FG Begins Probe Of Major Brands Over Allegations Of Data Breaches

An investigation has been launched by the Federal Government into the activities of some major brands like Meta, formerly known as Facebook, a haulage company, DHL, and online payment platform OPay for alleged data breaches.

There have been complaints against the three brands by Nigerians over the violation of data subjects’ rights. And if found liable, they would forfeit two per cent of their annual gross revenue to the government.

Naija News understands that the Nigeria Data Protection Commission (NDPC) has opened investigations into the data processing activities of the affected data controllers.

It was also learned that the Commission had served each of the data controllers with a Notice of Investigation, to give them ample opportunities to defend themselves against the law of the country.

According to The Nation, sources privy to the matter revealed that DHL is facing an investigation for allegedly violating the lawful basis and principles of data protection.

One of the sources told the platform that DHL’s data processing falls short of the confidentiality standard prescribed under the Nigeria Data Protection Act. The Act in section 24(2) (2) states that “A data controller and data processor shall use appropriate technical and organisational measures to ensure confidentiality, integrity, and availability of personal data.”
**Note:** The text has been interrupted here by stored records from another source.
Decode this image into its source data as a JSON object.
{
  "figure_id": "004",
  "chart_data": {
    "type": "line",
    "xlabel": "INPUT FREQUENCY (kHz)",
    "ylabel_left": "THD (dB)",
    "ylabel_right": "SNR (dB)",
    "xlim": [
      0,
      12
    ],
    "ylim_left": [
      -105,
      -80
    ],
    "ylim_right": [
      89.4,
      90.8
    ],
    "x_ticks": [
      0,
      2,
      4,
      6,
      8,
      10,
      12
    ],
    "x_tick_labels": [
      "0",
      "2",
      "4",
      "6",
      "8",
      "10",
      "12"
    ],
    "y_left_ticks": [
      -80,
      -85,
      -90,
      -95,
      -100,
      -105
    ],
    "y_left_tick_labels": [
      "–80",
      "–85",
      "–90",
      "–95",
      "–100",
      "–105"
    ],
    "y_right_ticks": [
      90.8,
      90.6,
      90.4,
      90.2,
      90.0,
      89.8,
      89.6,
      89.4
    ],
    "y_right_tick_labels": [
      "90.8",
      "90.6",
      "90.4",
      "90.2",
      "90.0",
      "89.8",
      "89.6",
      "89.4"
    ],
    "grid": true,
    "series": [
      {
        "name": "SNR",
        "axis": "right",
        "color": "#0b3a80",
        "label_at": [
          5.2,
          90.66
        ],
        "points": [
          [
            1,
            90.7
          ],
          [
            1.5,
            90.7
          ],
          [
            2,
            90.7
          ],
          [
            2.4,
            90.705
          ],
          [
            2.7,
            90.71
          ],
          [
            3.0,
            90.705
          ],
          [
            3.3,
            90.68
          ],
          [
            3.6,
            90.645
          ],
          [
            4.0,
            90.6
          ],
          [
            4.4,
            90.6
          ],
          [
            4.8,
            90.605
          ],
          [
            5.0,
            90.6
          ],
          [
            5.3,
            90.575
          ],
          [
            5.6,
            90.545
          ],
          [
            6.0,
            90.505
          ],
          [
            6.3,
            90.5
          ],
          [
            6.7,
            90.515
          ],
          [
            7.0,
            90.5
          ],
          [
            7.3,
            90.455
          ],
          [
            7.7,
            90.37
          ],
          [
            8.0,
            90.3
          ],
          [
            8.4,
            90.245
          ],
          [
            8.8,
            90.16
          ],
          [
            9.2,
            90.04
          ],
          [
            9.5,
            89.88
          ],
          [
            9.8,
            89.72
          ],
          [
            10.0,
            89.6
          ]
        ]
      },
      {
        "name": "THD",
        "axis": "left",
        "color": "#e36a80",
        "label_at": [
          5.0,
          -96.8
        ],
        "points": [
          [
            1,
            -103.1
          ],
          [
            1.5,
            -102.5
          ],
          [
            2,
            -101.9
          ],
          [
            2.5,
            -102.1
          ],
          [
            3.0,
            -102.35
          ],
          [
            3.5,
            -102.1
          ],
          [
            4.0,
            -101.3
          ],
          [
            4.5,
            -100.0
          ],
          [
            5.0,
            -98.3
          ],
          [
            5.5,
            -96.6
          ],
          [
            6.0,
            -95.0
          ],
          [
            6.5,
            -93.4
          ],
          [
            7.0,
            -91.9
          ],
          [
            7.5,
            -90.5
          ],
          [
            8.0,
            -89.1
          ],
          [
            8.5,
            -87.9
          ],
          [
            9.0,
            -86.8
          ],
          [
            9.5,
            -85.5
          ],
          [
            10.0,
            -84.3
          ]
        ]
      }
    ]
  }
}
For Opay, the allegations are about how they open bank accounts for data subjects without their consent, which might likely amount to a grave violation of the data privacy rights of affected data subjects.

For Meta, it was gathered that the complaints were based on behavioural advertising without the explicit consent of data subjects.

Speculations are that approximately 40 million Facebook accounts in Nigeria might have been affected by the data processing under investigation.

Meanwhile, recently, it was learned that the National Commissioner of NDPC, Dr Vincent Olatunji, had warned, during the Commission’s presentation of the Nigeria Data Protection Act, 2023 to the public, that infractions would attract penalties in accordance with the letter and spirit of the law.

Olatunji said the commission would not hesitate in “safeguarding the integrity of Nigeria’s data economy ecosystem,” while warning data controllers and processors against all forms of data processing which are not in tandem with the Act,

He warned that the Chief Executive Officers of Ministries, Departments and Agencies of government would be held liable for infractions.